Die Landtags-Mitarbeiterin und Influencerin Livia Josephine Kerp animiert Kinder und Jugendliche im Ismaninger Jugendzentrum dazu, sich frühzeitig zu engagieren - auch wenn das am Anfang schwierig ist.

Von Laura Geigenberger, Ismaning

Demokratie beginnt bereits am Essenstisch, sagt Livia Josephine Kerp – in der hitzigen Debatte einer Familie etwa, ob es lieber Pizza oder Pasta zum Abendessen geben soll. Eltern und Kinder verhandeln also: Darf die Mehrheit bestimmen? Oder freuen sich die Hungrigen über einen Besuch beim Italiener, wo sich alle das Gericht ihrer Wahl bestellen können? „Jeder kann ja seine eigene Meinung haben, auf was er Lust hat“, so Kerp. „Wenn man da dann zu einem Konsens kommt, mit dem die Mehrheit oder, im Idealfall, alle leben können, ist das schon eine demokratische Entscheidung.“

Kerp, 23 Jahre alt, arbeitet als Videoredakteurin und Onlinereferentin im bayerischen Landtag. Sie bezeichnet sich selbst als „Politik-Influencerin“: Bereits als 13-Jährige gründete die Münchnerin einen Blog; mit 18 schrieb sie ein Buch, das junge Leserinnen und Leser niederschwellig an die komplizierte Welt des Staatswesens heranführen soll. Denn Politik und Demokratie, so erklärt es Kerp auch den jungen Zuhörerinnen und Zuhörern am Dienstagabend in der Ismaninger Jugendfreizeitstätte Zap, hat oft viel mehr mit dem eigenen Alltag zu tun, als gedacht – und geht deshalb jeden etwas an.

„How to Bundestag“ lautet das Motto der interaktiven Podiumsdiskussion, zu welcher der Verein „Ismaning bleibt bunt“ insbesondere Jugendliche ab 14 Jahre eingeladen hat. Entgegen dem Titel soll es weniger um die Formalitäten des deutschen Parlaments und vielmehr darum gehen, dass Politik und demokratische Vorgänge auch bereits für junge Menschen nahbar sein können.

Neben Kerp als Gastrednerin beteiligen sich noch die Zap-Sozialarbeiterin Melanie Lechner und der Geschichtslehrer Tobias Scheurer von „Ismaning bleibt bunt“. Acht Kinder und Jugendliche, die meisten von ihnen jünger als 16 Jahre, sowie eine Handvoll Eltern sind an diesem Abend gekommen; die schwarzen Stühle im Zuschauerraum vor der Bühne damit etwa zur Hälfte besetzt.

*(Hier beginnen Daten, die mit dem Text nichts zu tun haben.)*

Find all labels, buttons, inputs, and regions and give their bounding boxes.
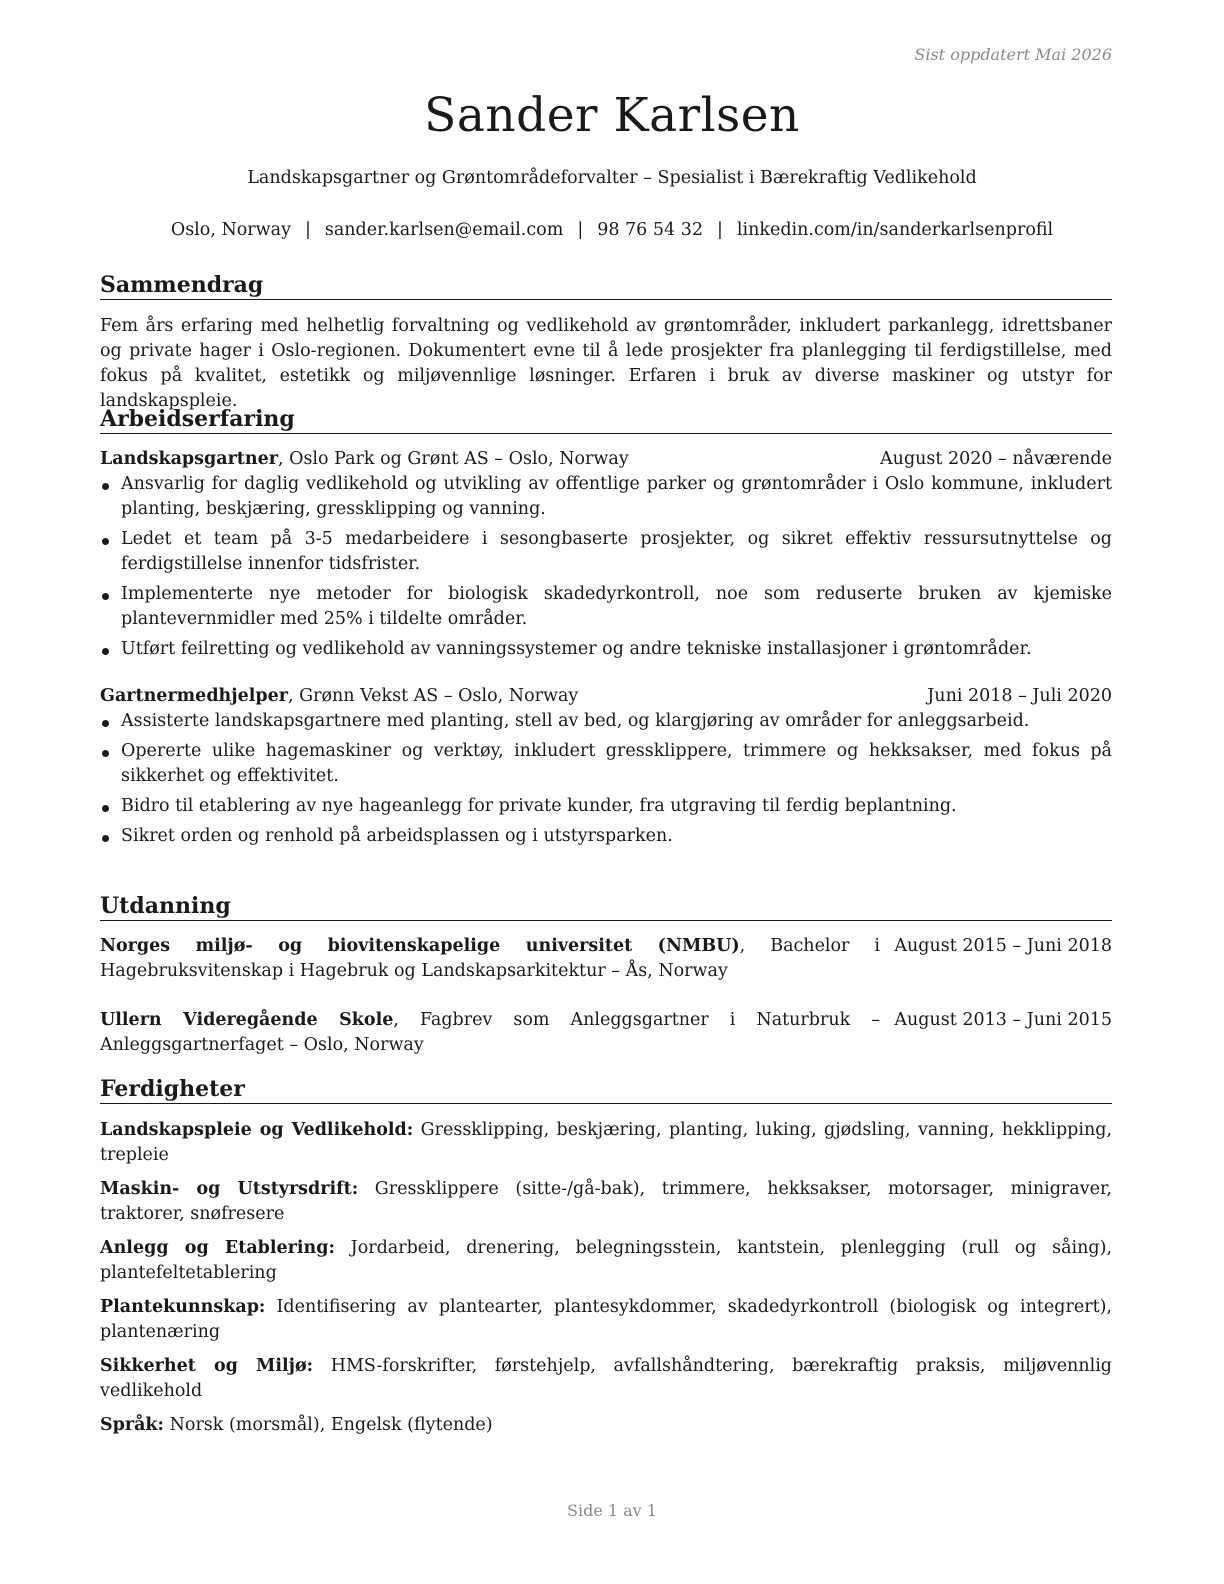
contact-separator: | — [577, 220, 584, 240]
skill-label: Sikkerhet og Miljø: — [100, 1356, 314, 1376]
skill-label: Anlegg og Etablering: — [100, 1238, 335, 1258]
job-entry — [100, 447, 1112, 662]
summary-section — [100, 271, 1112, 414]
skill-row — [100, 1236, 1112, 1286]
job-header — [100, 447, 1112, 472]
contact-separator: | — [304, 220, 311, 240]
bullet-item — [100, 739, 1112, 789]
bullet-icon — [102, 593, 109, 600]
bullet-item — [100, 527, 1112, 577]
job-bullets — [100, 472, 1112, 662]
contact-line — [0, 220, 1224, 240]
bullet-text: Ledet et team på 3-5 medarbeidere i sesongbaserte prosjekter, og sikret effektiv ressursutnyttelse og ferdigstillelse innenfor tidsfrister. — [121, 529, 1112, 574]
bullet-text: Bidro til etablering av nye hageanlegg for private kunder, fra utgraving til ferdig beplantning. — [121, 796, 957, 816]
skill-value: Identifisering av plantearter, plantesykdommer, skadedyrkontroll (biologisk og integrert), plantenæring — [100, 1297, 1112, 1342]
summary-text: Fem års erfaring med helhetlig forvaltning og vedlikehold av grøntområder, inkludert parkanlegg, idrettsbaner og private hager i Oslo-regionen. Dokumentert evne til å lede prosjekter fra planlegging til ferdigstillelse, med fokus på kvalitet, estetikk og miljøvennlige løsninger. Erfaren i bruk av diverse maskiner og utstyr for landskapspleie. — [100, 316, 1112, 411]
skill-label: Plantekunnskap: — [100, 1297, 266, 1317]
skill-label: Maskin- og Utstyrsdrift: — [100, 1179, 359, 1199]
bullet-icon — [102, 835, 109, 842]
education-entry — [100, 1008, 1112, 1058]
education-details: , Bachelor i Hagebruksvitenskap i Hagebruk og Landskapsarkitektur – Ås, Norway — [100, 936, 880, 981]
job-company: , Oslo Park og Grønt AS – Oslo, Norway — [277, 449, 629, 469]
skill-value: HMS-forskrifter, førstehjelp, avfallshåndtering, bærekraftig praksis, miljøvennlig vedlikehold — [100, 1356, 1112, 1401]
education-school: Norges miljø- og biovitenskapelige universitet (NMBU) — [100, 936, 740, 956]
job-bullets — [100, 709, 1112, 849]
last-updated: Sist oppdatert Mai 2026 — [914, 45, 1112, 64]
contact-phone: 98 76 54 32 — [597, 220, 703, 240]
job-company: , Grønn Vekst AS – Oslo, Norway — [287, 686, 579, 706]
bullet-icon — [102, 483, 109, 490]
bullet-text: Ansvarlig for daglig vedlikehold og utvikling av offentlige parker og grøntområder i Oslo kommune, inkludert planting, beskjæring, gressklipping og vanning. — [121, 474, 1112, 519]
skills-section — [100, 1075, 1112, 1447]
bullet-item — [100, 709, 1112, 734]
bullet-icon — [102, 720, 109, 727]
skill-row — [100, 1354, 1112, 1404]
bullet-item — [100, 637, 1112, 662]
skill-row — [100, 1295, 1112, 1345]
bullet-icon — [102, 805, 109, 812]
bullet-text: Opererte ulike hagemaskiner og verktøy, inkludert gressklippere, trimmere og hekksakser, med fokus på sikkerhet og effektivitet. — [121, 741, 1112, 786]
education-section — [100, 892, 1112, 1058]
job-header — [100, 684, 1112, 709]
skill-row — [100, 1413, 1112, 1438]
bullet-icon — [102, 648, 109, 655]
education-dates: August 2015 – Juni 2018 — [894, 936, 1112, 956]
skill-value: Norsk (morsmål), Engelsk (flytende) — [164, 1415, 493, 1435]
skill-row — [100, 1177, 1112, 1227]
job-entry — [100, 684, 1112, 849]
education-details: , Fagbrev som Anleggsgartner i Naturbruk – Anleggsgartnerfaget – Oslo, Norway — [100, 1010, 881, 1055]
skill-row — [100, 1118, 1112, 1168]
bullet-icon — [102, 750, 109, 757]
experience-section — [100, 405, 1112, 854]
contact-location: Oslo, Norway — [170, 220, 291, 240]
skill-value: Gressklippere (sitte-/gå-bak), trimmere, hekksakser, motorsager, minigraver, traktorer, snøfresere — [100, 1179, 1112, 1224]
section-title-education: Utdanning — [100, 892, 1112, 921]
education-school: Ullern Videregående Skole — [100, 1010, 394, 1030]
contact-separator: | — [716, 220, 723, 240]
candidate-name: Sander Karlsen — [424, 88, 800, 143]
section-title-experience: Arbeidserfaring — [100, 405, 1112, 434]
contact-linkedin-link[interactable]: linkedin.com/in/sanderkarlsenprofil — [736, 220, 1054, 240]
bullet-text: Utført feilretting og vedlikehold av vanningssystemer og andre tekniske installasjoner i grøntområder. — [121, 639, 1032, 659]
skill-value: Jordarbeid, drenering, belegningsstein, kantstein, plenlegging (rull og såing), plantefeltetablering — [100, 1238, 1113, 1283]
job-dates: August 2020 – nåværende — [880, 449, 1112, 469]
bullet-icon — [102, 538, 109, 545]
education-dates: August 2013 – Juni 2015 — [894, 1010, 1112, 1030]
skill-label: Språk: — [100, 1415, 165, 1435]
contact-email-link[interactable]: sander.karlsen@email.com — [324, 220, 564, 240]
bullet-item — [100, 472, 1112, 522]
education-entry — [100, 934, 1112, 984]
skill-value: Gressklipping, beskjæring, planting, luking, gjødsling, vanning, hekklipping, trepleie — [100, 1120, 1112, 1165]
job-role: Landskapsgartner — [100, 449, 278, 469]
skill-label: Landskapspleie og Vedlikehold: — [100, 1120, 414, 1140]
bullet-text: Implementerte nye metoder for biologisk skadedyrkontroll, noe som reduserte bruken av kjemiske plantevernmidler med 25% i tildelte områder. — [121, 584, 1112, 629]
bullet-item — [100, 794, 1112, 819]
bullet-item — [100, 824, 1112, 849]
page-number: Side 1 av 1 — [567, 1501, 657, 1520]
job-role: Gartnermedhjelper — [100, 686, 288, 706]
bullet-item — [100, 582, 1112, 632]
section-title-skills: Ferdigheter — [100, 1075, 1112, 1104]
bullet-text: Assisterte landskapsgartnere med planting, stell av bed, og klargjøring av områder for anleggsarbeid. — [121, 711, 1030, 731]
section-title-summary: Sammendrag — [100, 271, 1112, 300]
bullet-text: Sikret orden og renhold på arbeidsplassen og i utstyrsparken. — [121, 826, 673, 846]
job-dates: Juni 2018 – Juli 2020 — [927, 686, 1112, 706]
candidate-subtitle: Landskapsgartner og Grøntområdeforvalter – Spesialist i Bærekraftig Vedlikehold — [247, 168, 977, 188]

„Die Welt wird tendenziell schwieriger zu verstehen“, glaubt Scheurer. Aus Studien wisse er, dass die Angst vor der Zukunft bei Jugendlichen und damit teils auch die Politikverdrossenheit stark zunehme. Gerade in solchen Krisenzeiten sei die Demokratie in diesem Land und die Verantwortung eines jeden einzelnen, diese aufrechtzuerhalten, wichtiger denn je.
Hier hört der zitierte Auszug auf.